Longe do Natal, também não escrevi sobre os pais, avós, sogros. Acho que citei as mães; falei de ser criança, da fogueira do João, do namorado; citei minha passarinha e anulei o médico. Descrevi olhares, sonhos, desejos e saudades. Poetizei distâncias, voos, pôr do sol. Escrevi silêncios… e senti-me perdida.
Chorei e postei um “Mulher, tu é foda!” no status do WhatsApp. Não sei. Não lembro. Mas sei que sou foda e ligeiramente tonta. Eu falo de muitas situações, escrevo ao acaso, marco datas, visões, pesadelos. Escrevo no movimento do fogo e do vento, na brasa que queima a pele e os anseios dos medos.
Rabisco a música que ouço e as estradas por onde não ando. Descrevo o ritmo e o concerto que entra aos ouvidos. E se decidi ir e vir, tanto faz; o clímax do texto, do começo, do fim, é como o Natal e a estrela no alto da árvore: ambos almejam o nascer do milagre.
Não recordo pedir milagres, mas agradeço todos. Se vivo, respiro e suspiro, é por um. É por milagres. Você acredita em milagres?

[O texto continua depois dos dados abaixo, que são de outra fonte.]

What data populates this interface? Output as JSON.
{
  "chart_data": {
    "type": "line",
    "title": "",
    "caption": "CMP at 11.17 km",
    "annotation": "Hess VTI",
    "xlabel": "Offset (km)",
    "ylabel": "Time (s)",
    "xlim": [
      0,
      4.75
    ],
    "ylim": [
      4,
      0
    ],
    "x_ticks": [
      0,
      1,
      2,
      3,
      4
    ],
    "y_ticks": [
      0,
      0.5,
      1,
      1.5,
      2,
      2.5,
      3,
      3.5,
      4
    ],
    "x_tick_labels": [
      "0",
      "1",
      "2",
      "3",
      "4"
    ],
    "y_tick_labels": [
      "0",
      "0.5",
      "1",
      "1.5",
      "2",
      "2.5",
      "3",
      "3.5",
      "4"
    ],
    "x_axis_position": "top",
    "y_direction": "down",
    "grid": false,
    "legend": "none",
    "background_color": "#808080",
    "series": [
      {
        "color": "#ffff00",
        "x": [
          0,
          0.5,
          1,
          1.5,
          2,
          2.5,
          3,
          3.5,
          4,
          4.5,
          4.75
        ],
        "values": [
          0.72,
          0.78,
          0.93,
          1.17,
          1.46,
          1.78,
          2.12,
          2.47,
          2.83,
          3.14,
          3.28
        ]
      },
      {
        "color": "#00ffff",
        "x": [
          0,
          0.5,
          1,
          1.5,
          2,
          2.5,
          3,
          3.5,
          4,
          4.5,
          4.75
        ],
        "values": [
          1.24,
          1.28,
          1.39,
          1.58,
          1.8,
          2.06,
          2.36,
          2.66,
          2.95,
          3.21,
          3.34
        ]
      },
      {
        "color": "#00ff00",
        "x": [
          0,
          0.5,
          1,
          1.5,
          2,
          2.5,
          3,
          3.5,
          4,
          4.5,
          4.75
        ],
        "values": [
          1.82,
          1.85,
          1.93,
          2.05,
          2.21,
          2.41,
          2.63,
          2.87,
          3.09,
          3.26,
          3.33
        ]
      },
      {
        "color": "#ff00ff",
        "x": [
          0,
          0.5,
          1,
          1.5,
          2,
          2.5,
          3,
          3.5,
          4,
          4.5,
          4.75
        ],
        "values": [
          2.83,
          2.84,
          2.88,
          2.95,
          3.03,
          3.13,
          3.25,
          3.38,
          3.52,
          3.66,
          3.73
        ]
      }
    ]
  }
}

Feriados e datas comercializadas, é isso que penso, que acho e que comemoro no Natal. Yeshua, é o ano inteiro, o tempo todo, tipo mãe, pai, avós, tios… cunhadas, primos… famílias! Já as datas criadas são necessárias e têm significados agregados e valores passados.
Conforme os anos passam, assustam essas tradições e costumes, e os bons se vão. A mágica do Natal esse ano está numa taça com vinho gaseificado, uvas-passas e seriado atualizado do Messias. Aliás, ele não é uma fraude. Tu não és. Eles não são. Somos luzes natalinas refletindo a paz e o amor que plantamos.
D-us está para todos nós, não importando com o mistério que nos é ocultado ou revelado, ou com o quão bêbada eu sinto-me. Não de álcool, mas da ilusão que não sinto no corpo e comemoro como se estivesse morta.
Leva o sorriso feliz para todos os outros dias que a estrela não estiver.
Nota
Quem faleceu os cabelos é a parte da esperança do texto que subirá segunda? O vinho é mais ou menos. O Natal tá mais para menos.